Now I greatly fear democrats will offer up Mrs. Clinton to us. They fondly remember her oafish husband who grinned his bad boy grin, or bit his poor bottom lip and commanded tears to fall. He was an overgrown teenager without any grace at all and America enjoyed him. Mrs. Clinton is not funny. She is certainly not a bad boy, but could be classified as a miserable human being. A children’s advocate who avidly supports sticking a needle in the back of a seven- or eight-month fetus and suck its brains out so as not to inconvenience its mother. She argues for strong women, but lets her serial adulterer husband walk all over her. Her apparent qualification for office is that she is angry; hates George Bush and wants to make us more like France and Europe.
— Jay W. Molyneaux
Here is the quotation from Alexander Tytler which HF cites as a source for Bastiat. Perhaps it is worth noting that Tytler was two years old when Bastiat wrote his “The Law” in 1850.

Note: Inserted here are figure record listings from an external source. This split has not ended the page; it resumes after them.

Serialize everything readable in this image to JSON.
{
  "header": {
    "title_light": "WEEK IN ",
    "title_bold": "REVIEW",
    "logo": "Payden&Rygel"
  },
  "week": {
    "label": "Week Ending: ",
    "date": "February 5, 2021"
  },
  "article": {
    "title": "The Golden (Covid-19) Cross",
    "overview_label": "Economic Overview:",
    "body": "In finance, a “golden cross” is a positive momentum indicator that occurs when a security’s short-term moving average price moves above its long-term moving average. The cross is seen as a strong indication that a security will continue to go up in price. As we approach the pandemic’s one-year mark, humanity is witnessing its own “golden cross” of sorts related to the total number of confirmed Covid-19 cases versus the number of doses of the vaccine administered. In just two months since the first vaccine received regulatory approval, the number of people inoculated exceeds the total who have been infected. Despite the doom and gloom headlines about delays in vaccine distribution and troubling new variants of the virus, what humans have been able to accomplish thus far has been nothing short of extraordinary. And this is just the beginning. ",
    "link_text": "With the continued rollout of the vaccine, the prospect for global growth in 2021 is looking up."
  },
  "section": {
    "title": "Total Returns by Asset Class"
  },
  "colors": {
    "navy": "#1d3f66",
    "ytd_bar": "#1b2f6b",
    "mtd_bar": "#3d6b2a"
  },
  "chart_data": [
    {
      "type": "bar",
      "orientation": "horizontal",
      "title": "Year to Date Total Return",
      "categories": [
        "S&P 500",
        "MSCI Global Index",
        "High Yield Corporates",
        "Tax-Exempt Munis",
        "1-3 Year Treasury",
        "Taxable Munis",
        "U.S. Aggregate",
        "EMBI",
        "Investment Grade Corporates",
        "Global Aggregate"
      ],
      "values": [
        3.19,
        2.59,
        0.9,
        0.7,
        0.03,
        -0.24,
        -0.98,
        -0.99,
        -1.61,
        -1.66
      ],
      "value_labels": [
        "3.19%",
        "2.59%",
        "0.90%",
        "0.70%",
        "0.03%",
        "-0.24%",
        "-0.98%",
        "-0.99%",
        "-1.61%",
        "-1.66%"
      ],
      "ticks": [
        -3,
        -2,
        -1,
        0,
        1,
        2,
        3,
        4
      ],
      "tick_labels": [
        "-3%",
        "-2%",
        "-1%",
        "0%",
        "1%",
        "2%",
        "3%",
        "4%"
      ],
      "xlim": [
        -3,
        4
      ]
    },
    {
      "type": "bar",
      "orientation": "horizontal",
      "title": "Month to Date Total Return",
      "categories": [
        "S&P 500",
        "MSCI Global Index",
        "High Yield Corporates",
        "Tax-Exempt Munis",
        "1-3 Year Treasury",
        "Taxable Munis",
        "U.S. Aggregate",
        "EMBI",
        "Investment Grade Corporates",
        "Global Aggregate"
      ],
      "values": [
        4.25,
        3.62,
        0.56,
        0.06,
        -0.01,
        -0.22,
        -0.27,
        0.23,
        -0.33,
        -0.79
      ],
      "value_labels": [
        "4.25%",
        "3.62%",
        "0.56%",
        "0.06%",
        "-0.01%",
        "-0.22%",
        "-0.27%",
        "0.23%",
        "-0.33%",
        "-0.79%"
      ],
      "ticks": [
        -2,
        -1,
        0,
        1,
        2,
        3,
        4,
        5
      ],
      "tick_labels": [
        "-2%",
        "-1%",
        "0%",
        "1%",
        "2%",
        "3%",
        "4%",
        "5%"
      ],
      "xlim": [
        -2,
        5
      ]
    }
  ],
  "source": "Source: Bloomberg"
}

“A democracy cannot exist as a permanent form of government. It can only exist until the voters discover that they can vote themselves largesse from the public treasury. From that moment on, the majority always votes for the candidates promising the most benefits from the public treasury with the result that a democracy always collapses over loose fiscal policy, followed always by a dictatorship. The average age of the world’s greatest civilizations has been 200 years.” –Alexander Fraser Tytler 1748-1813 (usually styled Lord Woodhouselee)
— Bill Lannon
PORTS BEFORE FACTS
Re: Richard Donley’s letter (under “Save Havens”) in Reader Mail’s Dueling Over Dubai:
I think that what Mr. Donley fails to understand and most “Bushies” do is the fact that Dubai Ports World have already purchased P&O outright. Ergo (that means therefore), no DPW, no P&O; no one to run the ports. Perhaps Halliburton (your worst nightmare) could do the job since it is probably the only AMERICAN company with the wherewithal to take on the task. You “get Bush at any price” folks should put your brains in motion before you let your fingers do the blogging. Facts is facts and you obviously do not know nor understand them.
— C.D. Lueders
Re: Clinton W. Taylor’s America’s Hit-Kickers:
I had to laugh. Our son was enrolled in French schools for over six years. He was sent home from one of his class parties with orders to bring his country music and his Stetson. Ze French asked, “What eez zis music?” He told them, “Country.” “Eh, bien! C’est SUPER!”
— C. Gressly
Have you forgotten “Have You Forgotten”?